Dengan langkah yang dia percepat, tangannya langsung melepaskan selang oksigen yang terpasang di hidung Clarissa. Sedangkan Clarissa yang hanya berpura-pura belum sadar, dia langsung bersandiwara dengan nafas yang sesak. Melihat nafas istrinya yang terengah-engah, Danes tertawa lepas.
"Clarissa, Clarissa,nikmati saja hidupmu sekarang yang terbaring lemah. Bentar lagi juga pasti kamu akan di kubur. Makannya jadi istri jangan pelit. Sekarang, aku bisa menikmati semua hartamu, " ucap Danes dengan suara yang lantang.
Sedangkan Clarissa yang hanya berpura-pura belum sadar pun ikut membalas ucapan suaminya di dalam hati dengan penuh rasa kesal.
"Oh, jadi seperti itu kelakuanmu Danes, untung saja aku bertindak cepat. Aku akan membalas semua yang kamu lakukan padaku. Apalagi kepada Ibu yang telah melahirkanku. Awas saja, setelah aku pulang dari Rumah Sakit, " gumam Clarissa di dalam hati.
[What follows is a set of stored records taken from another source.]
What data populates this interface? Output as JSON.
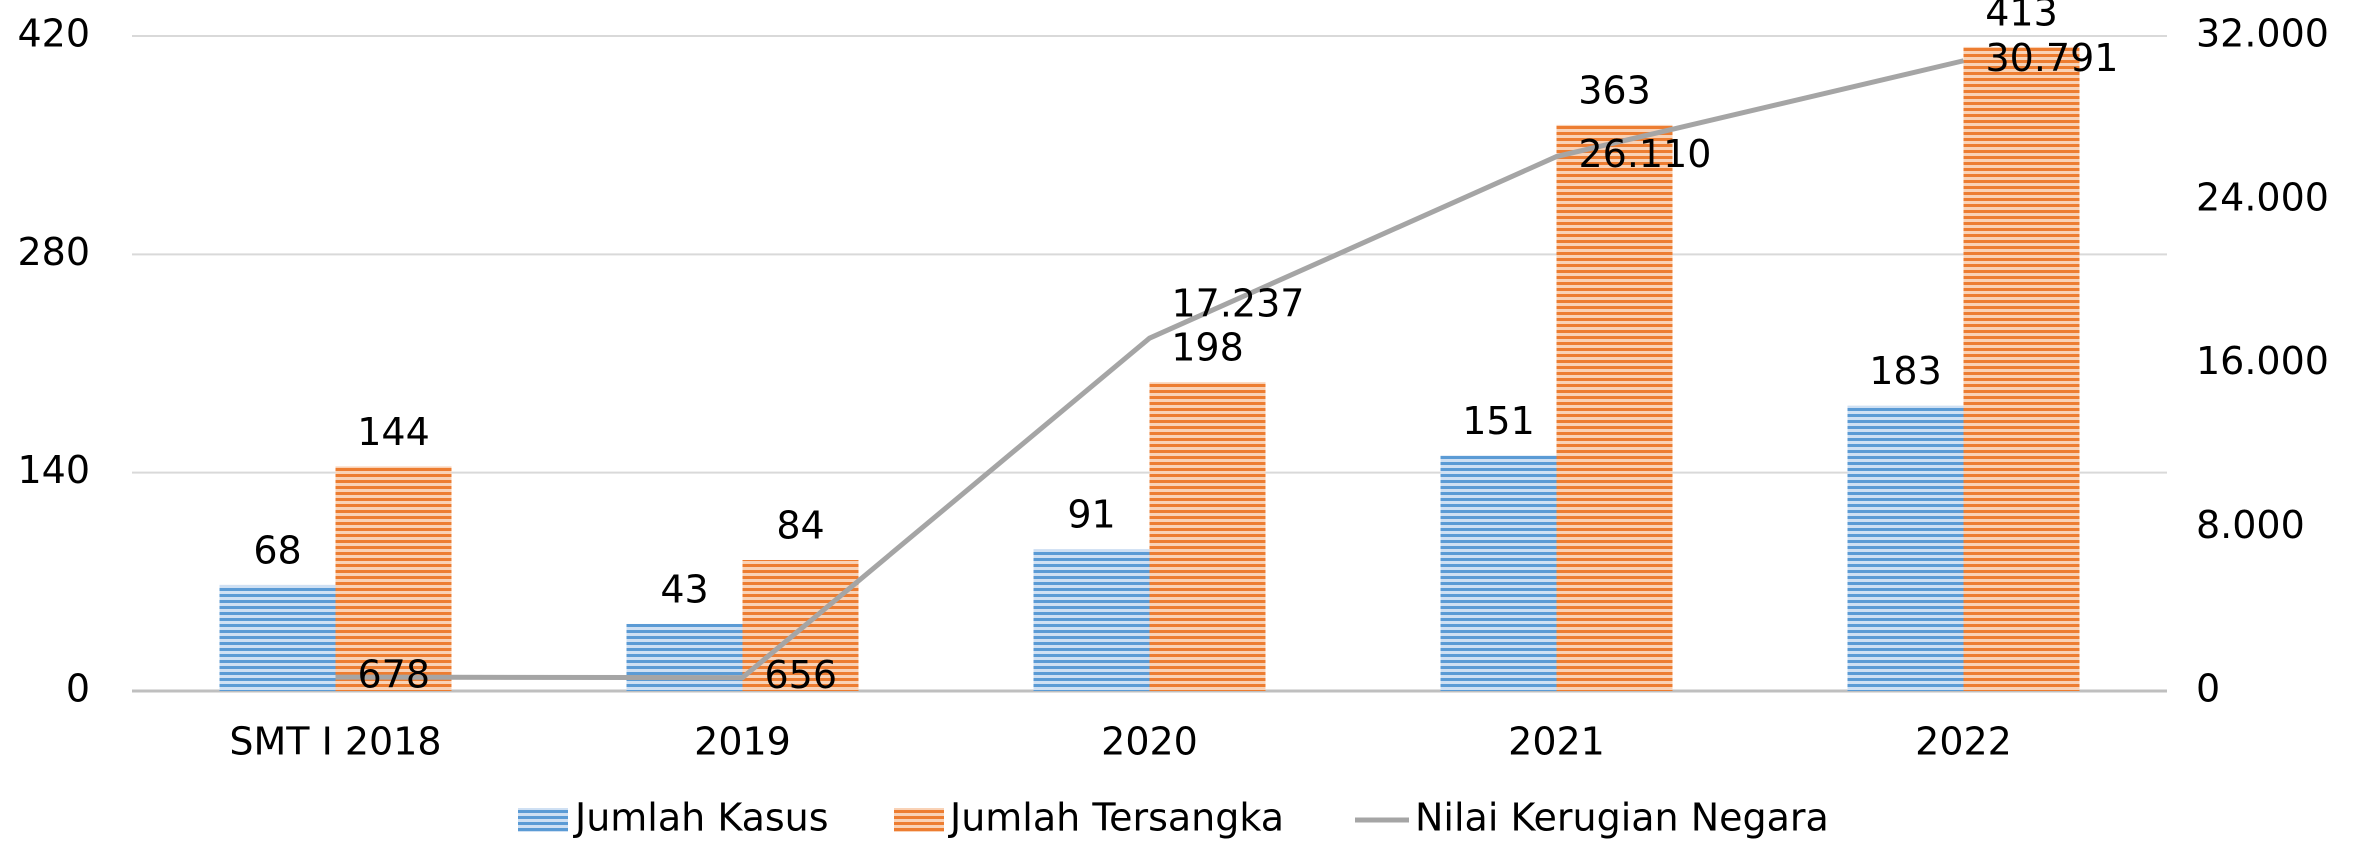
{
  "chart_data": {
    "type": "bar",
    "categories": [
      "SMT I 2018",
      "2019",
      "2020",
      "2021",
      "2022"
    ],
    "series": [
      {
        "name": "Jumlah Kasus",
        "color": "#5b9bd5",
        "values": [
          68,
          43,
          91,
          151,
          183
        ]
      },
      {
        "name": "Jumlah Tersangka",
        "color": "#ed7d31",
        "values": [
          144,
          84,
          198,
          363,
          413
        ]
      },
      {
        "name": "Nilai Kerugian Negara",
        "color": "#a5a5a5",
        "type": "line",
        "axis": "y2",
        "values": [
          678,
          656,
          17237,
          26110,
          30791
        ],
        "value_labels": [
          "678",
          "656",
          "17.237",
          "26.110",
          "30.791"
        ]
      }
    ],
    "ylim": [
      0,
      420
    ],
    "yticks": [
      0,
      140,
      280,
      420
    ],
    "y2lim": [
      0,
      32000
    ],
    "y2ticks": [
      0,
      {
        "value": 8000,
        "label": "8.000"
      },
      {
        "value": 16000,
        "label": "16.000"
      },
      {
        "value": 24000,
        "label": "24.000"
      },
      {
        "value": 32000,
        "label": "32.000"
      }
    ],
    "grid": true,
    "legend": "bottom"
  }
}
Sedangkan dengan Danes, ketika dia sudah memastikan selang oksigen milik Clarissa terlepas dari hidungnya, dia langsung keluar ruangan. Akhirnya nafas Clarissa kembali normal begitu juga dengan jantungnya yang sudah tidak berdebar yang berlebihan seperti tadi. Dia langsung duduk tanpa bantuan siapapun dengan pelan-pelan. Tetapi, ketika dia sudah dalam posisi duduk, tiba-tiba ada bayangan seseorang di balik pintu kaca IGD yang akan masuk ke dalam ruangannya. Jantung Clarissa yang tadinya tenang, kini berdetak kencang karena untuk membaringkan tubuhnya butuh waktu lama. Sedangkan pintu itu sudah sedikit di buka oleh tangan seseorang.